La Sombrita est donc loin d’apparaître comme une solution au problème. Le prototype coûte pour l’instant 10 000 dollars, de la conception à l’installation. C’est déjà beaucoup moins cher qu’un abribus et le prix va baisser jusqu’à 2 000 dollars avec l’économie d’échelle. Il s’installe en 20 minutes et n’a pas besoin de l’approbation fastidieuse de l’administration locale, qui peut prendre des mois à arriver. C’est une organisation à but non-lucratif qui a travaillé sur le projet, confronté à beaucoup de contraintes : laisser un mètre d’espace sur le trottoir, ne pas s’installer n’importe où, être durable, et facile à déplacer.
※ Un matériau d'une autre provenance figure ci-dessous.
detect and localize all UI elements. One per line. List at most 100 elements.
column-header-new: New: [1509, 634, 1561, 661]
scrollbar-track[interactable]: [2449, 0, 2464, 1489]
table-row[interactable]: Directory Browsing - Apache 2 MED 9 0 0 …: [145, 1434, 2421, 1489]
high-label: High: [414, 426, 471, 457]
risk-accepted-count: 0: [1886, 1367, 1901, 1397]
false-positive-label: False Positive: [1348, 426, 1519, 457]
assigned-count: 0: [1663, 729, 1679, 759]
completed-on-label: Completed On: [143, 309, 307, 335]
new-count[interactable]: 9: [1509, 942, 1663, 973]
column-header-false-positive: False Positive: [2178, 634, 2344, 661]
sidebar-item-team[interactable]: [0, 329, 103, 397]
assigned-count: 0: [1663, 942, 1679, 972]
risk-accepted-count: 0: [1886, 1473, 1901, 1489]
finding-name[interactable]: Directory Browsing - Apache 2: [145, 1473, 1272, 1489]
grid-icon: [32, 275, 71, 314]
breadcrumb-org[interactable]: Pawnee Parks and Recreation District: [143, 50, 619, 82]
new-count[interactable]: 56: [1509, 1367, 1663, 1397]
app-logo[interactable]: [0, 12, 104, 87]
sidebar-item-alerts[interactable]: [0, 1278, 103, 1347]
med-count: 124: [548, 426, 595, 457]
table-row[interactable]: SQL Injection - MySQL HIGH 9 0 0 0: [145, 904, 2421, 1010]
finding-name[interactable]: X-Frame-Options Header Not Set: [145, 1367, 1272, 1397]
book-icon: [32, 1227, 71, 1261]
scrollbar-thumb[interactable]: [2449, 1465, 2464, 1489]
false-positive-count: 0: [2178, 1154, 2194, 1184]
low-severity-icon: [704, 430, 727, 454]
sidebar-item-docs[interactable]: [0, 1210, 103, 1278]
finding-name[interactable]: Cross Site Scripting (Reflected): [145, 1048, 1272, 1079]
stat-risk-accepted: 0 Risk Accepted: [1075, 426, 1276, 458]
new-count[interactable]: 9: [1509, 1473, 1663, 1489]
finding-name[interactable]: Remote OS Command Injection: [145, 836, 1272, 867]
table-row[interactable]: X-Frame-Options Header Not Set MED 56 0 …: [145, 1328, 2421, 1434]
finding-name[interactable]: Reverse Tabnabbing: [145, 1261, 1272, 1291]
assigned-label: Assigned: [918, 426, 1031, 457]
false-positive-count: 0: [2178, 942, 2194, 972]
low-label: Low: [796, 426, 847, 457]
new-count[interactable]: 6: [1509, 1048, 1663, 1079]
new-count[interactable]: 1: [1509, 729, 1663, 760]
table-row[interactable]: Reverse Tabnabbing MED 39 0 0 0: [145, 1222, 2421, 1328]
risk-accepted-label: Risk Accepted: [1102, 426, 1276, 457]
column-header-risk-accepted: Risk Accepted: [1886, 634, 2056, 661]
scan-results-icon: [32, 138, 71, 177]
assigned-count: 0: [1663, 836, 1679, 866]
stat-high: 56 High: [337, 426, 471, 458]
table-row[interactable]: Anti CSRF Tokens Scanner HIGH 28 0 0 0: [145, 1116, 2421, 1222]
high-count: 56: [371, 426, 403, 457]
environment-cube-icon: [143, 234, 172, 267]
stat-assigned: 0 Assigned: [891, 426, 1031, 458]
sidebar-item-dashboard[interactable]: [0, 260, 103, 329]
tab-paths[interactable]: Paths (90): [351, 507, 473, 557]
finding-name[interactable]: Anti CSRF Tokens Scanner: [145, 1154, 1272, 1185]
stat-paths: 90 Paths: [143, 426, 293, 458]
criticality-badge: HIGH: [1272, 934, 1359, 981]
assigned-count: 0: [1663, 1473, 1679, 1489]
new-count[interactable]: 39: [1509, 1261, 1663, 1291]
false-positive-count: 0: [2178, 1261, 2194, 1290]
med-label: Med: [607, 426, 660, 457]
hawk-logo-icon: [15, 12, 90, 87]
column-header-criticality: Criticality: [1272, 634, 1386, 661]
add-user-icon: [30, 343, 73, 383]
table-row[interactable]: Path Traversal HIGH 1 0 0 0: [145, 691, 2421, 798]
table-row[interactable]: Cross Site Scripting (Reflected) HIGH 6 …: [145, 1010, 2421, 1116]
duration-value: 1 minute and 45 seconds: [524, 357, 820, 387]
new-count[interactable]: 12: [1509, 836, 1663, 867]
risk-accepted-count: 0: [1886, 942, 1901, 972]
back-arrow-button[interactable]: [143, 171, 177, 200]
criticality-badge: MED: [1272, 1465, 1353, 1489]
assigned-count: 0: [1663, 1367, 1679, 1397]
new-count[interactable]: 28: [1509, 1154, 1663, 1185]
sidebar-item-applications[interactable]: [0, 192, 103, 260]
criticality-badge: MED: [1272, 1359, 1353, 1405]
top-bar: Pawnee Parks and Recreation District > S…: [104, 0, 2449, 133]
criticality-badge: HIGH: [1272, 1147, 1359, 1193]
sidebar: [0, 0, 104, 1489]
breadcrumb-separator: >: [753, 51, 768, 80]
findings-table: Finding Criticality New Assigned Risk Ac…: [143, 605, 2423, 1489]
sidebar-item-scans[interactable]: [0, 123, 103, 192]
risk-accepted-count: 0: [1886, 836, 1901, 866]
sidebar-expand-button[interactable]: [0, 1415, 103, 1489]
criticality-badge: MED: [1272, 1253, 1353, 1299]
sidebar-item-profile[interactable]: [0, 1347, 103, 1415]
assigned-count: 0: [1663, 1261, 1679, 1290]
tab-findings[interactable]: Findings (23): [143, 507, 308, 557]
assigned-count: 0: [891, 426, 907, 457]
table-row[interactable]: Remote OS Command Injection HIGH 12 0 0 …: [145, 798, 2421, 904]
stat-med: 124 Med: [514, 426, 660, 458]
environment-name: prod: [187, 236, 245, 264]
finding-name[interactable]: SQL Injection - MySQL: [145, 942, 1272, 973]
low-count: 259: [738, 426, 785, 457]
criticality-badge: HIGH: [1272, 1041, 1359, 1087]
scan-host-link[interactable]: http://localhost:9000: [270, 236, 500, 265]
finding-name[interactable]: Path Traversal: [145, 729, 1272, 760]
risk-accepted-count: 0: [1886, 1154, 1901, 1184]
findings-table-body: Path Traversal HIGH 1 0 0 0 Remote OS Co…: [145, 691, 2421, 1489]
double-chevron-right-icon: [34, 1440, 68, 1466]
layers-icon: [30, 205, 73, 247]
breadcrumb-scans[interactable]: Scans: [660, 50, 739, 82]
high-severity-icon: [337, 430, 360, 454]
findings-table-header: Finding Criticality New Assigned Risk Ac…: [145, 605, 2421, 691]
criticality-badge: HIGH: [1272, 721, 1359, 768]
L’organisation a fait comme elle a pu et admet volontiers que son programme-pilote est perfectible. 

Un intérêt plus sécuritaire

Mais l’ombre n’est pas le réel enjeu de la Sombrita, explique un article du Los Angeles Times [article en anglais], défendant en partie le projet. En 2021, LA DOT, l’une des régies des transports, a commandé une étude se demandant si ces bus étaient équitables pour les femmes. Les infrastructures actuelles, et même les itinéraires, ont été, en effet, créés pour des usagers masculins, preuve en est avec la hauteur des sièges, par exemple.

Mais maintenant, plus de la majorité des usagers sont des femmes. L’une des premières décisions prises dans la foulée de ce rapport est d’avoir autorisé les bus sur certains itinéraires, à s’arrêter sur demande et pas forcément à un arrêt, entre 18 heures et 7 heures du matin. Cela évite aux usagères de marcher trop longtemps seules dans une zone jugée à risques, notamment parce que l’éclairage urbain y est rarement fonctionnel. Et c’est là l’un des intérêts de la Sombrita. Le dispositif est, en effet, équipé d’une lumière alimentée à l’énergie solaire. De quoi rassurer un minimum les femmes contraintes de se déplacer seules dans l’obscurité. Et si construire des abribus demande trop de temps ou d’argent, il est également envisagé d’augmenter la fréquence des bus, ce qui réduirait le temps passé à les attendre au soleil ou dans la nuit.